Akzent Theater: Wer nicht tanzt und singt, ist bloß ein Dieb
Ein Programm, das „Arrivederci Roma“ heißt, darf mit einem Plattenspieler aus den 1960er-Jahren und Liedern wie „Mambo Italiano“ oder „Buona Sera“ beginnen und es darf ein bisschen verträumt mit den Hüften gewackelt werden. Derart harmlos nostalgisch bleibt dieser Abend aber nicht, denn die, um die es in „Arrivederci Roma“ geht, hat ihre Traumstadt Rom nie gesehen.
Die rundliche, immer schwarz gekleidete Rozsanéni, genannt Tante Rosa, steht im Mittelpunkt dieses Abends, den Mercedes Echerer anlässlich des 30-jährigen Jubiläums der Anerkennung von Roma und Sinti als Volksgruppe in Österreich geschaffen hat. Die Tante Rosa war genau genommen keine Tante, aber sie war immer irgendwie Teil der Familie. Wie sie dort hingekommen war, hat Echerer als Kind nicht gefragt, und heute kann keiner mehr Auskunft geben.
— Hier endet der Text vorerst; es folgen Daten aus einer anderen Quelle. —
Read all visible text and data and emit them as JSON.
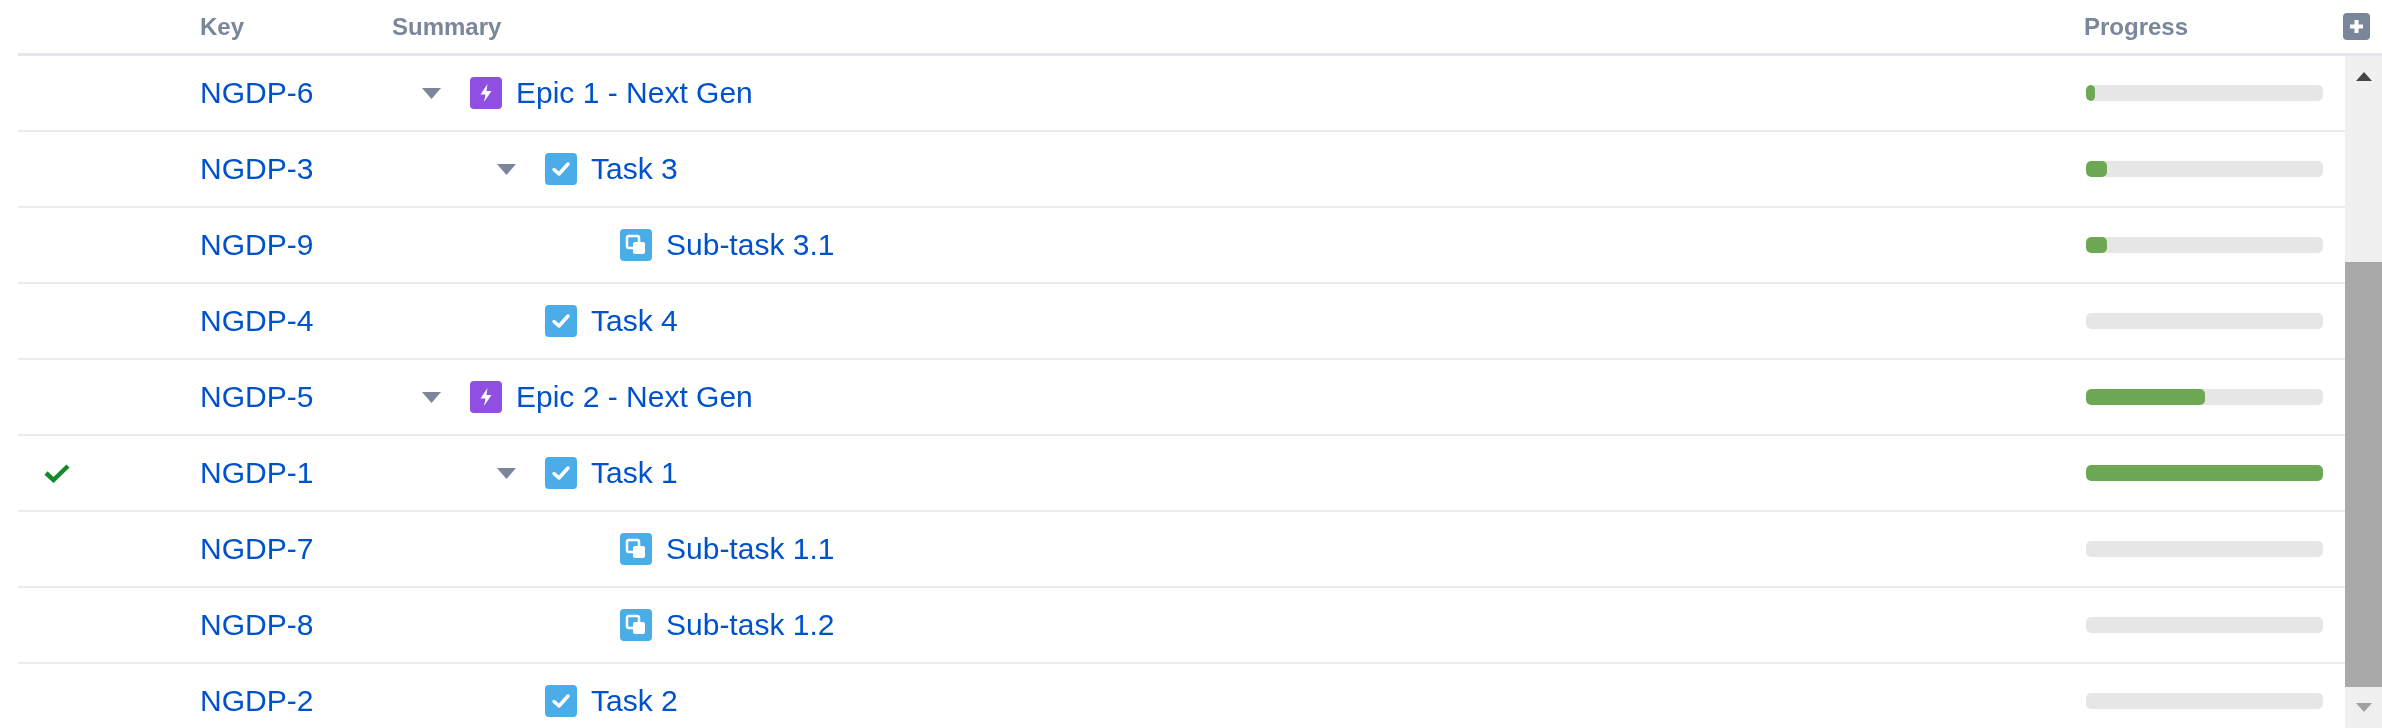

Rozsanéni kam und ging, blieb mal länger, mal kürzer. Sie war eine Romni aus Ungarn. Sprach unendlich viele Sprachen, schloss sich als junges Mädchen den Lovara, dem berühmten Pferdehändlervolk an, verliebte sich bald in einen jungen Zirkusclown aus dem Volk der Manouche. Er brachte sie erst zum Lachen – und dann brach er ihr das Herz. Ihr Leben lang träumte sie von ihrem Chavo, und wenn sie nicht von ihm träumte, dann träumte sie von Rom, wo sie nie war. Sie kam nicht weiter als bis nach Mariazell.
Lebensweisheiten
Echerer hat dieser Rozsanéni, ihrer Tante Rosa, die ihr so viele Lieder und Lebensweisheiten beibrachte, diesen Abend gewidmet. Sie erzählt, verknüpft historische Fakten mit persönlichen Erlebnissen. Berichtet von Stigmatisierung, Diskriminierung, Rassismus und Vertreibung. „Arrivederci Roma“ bekommt hier einen ganz anderen Sinn.
Echerer liest Gedichte, singt und tanzt. Ihr volles, erdiges Timbre beeindruckt, und wenn sie von Rozsanénis Kindheitserlebnissen erzählt, die von Ausgrenzung und Verfolgung geprägt waren, bewegt das: „Die Zigeuner sagen die Wahrheit, aber man glaubt ihnen nicht.“ Schmunzeln muss man hin und wieder aber auch: Die Rozsanéni konnte in 17 Sprachen nach dem Klo fragen!
Musikalisch begleitet wird Mercedes Echerer von Walther Steindlegger am Klavier und von Vuk Vasilic am Kontrabass. Ihre Interpretation von Leonard Cohens vom Holocaust inspirierten Lied „Dance me to the end of Love“ überzeugt. Ebenso wie Udo Jürgens’ kluges Chanson „Spiel Zigany“, das mit dem Klischees des „Zigeuners“ spielt – der zum Musizieren geradezu verdammt ist. Echerer singt, tanzt, erzählt und berührt. Sie macht das fabelhaft.